Georgiana frowned at her. “Does it matter?”
“It may be of no consequence, I was just curious.” Caroline shrugged. “There are four main cuts, you know, and each one is intended to impart a specific meaning. Clearly you have not been cut much, or have seen them done, or you would know each of them very well indeed.”
Georgiana made no reply to this.
“Shall I tell you what they are?” she persisted.
Miss Darcy sighed. “I see that the explanation has been forced upon me from the start. Is there any escape?”

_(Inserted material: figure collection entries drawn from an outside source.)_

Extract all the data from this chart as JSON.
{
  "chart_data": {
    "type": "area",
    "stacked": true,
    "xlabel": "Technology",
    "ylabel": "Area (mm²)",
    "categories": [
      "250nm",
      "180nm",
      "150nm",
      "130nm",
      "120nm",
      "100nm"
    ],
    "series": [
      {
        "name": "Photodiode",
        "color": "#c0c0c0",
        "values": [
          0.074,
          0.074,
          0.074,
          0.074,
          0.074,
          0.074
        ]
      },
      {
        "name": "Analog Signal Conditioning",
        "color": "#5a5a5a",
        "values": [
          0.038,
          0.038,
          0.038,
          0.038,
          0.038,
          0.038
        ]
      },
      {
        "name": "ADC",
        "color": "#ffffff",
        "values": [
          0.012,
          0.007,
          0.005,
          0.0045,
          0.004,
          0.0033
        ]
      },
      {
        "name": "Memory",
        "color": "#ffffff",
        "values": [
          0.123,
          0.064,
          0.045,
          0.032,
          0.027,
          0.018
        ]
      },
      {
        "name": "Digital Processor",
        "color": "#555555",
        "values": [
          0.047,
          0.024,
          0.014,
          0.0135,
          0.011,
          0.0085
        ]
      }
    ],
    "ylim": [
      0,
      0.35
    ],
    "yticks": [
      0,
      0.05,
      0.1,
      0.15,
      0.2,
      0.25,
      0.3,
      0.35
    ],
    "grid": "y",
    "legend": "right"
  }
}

“No,” Caroline said bluntly. “Not unless you run.”
“In this dress,” Georgiana said, gesturing down at the pale yellow silk which only just kept her ample bosom in check, and which was hemmed more tightly than her usual gowns, “you would catch me in mere seconds.”
Caroline did her best not to look in the direction of Georgiana’s gesture. She’d been doing so well today, with only a few stolen glances at her friend’s curves, and even those had really been in admiration for the dress, hadn’t they? “Precisely.”
“Go on, then. Explain it to me.”
“Well,” said Caroline, wriggling until she felt herself in themost comfortable position possible, which required her right foot to be resting against Georgiana’s in a purely platonic fashion, “there are four cuts.”
“Upon my soul,” Georgiana exclaimed, “are so many ways required to convey a person’s displeasure?”
“Those are limitless, I am sure, but a cut is a very specific glance. One may simply look in another direction and pretend not to see an acquaintance—that is the cut indirect, which, to me, seems like the most cowardly. Then there is the cut direct, in which you look at a person’s face but remain blank, as if they were nothing but a mere stranger to you. The cut infernal involves gazing down at the ground, perhaps adjusting your boot or admiring a cobblestone, until your acquaintance has gone past. And then there is the cut sublime, in which one raises one’s eyes heavenwards.”
“I see. It seems an awful lot of weight to place upon a simple movement of the eyes.”
“Many a simple act conveys a complex behaviour, does it not?”
“I suppose you are right.” Georgiana sat up, picked a daisy which was only inches from her nose, then another, and began to fashion a chain. Caroline had not done such a thing since she was a girl, and she watched with fascination at the careful preparation: the application of thumbnail to stalk, creating a slit through which the next stalk might pass, and the selection of only those daisies with petals tinged pink at the edges. Georgiana carried out the process with as much care and concentration as any jeweller. “She gave me the cut sublime. A shame, when it is the nicest sounding of the four.”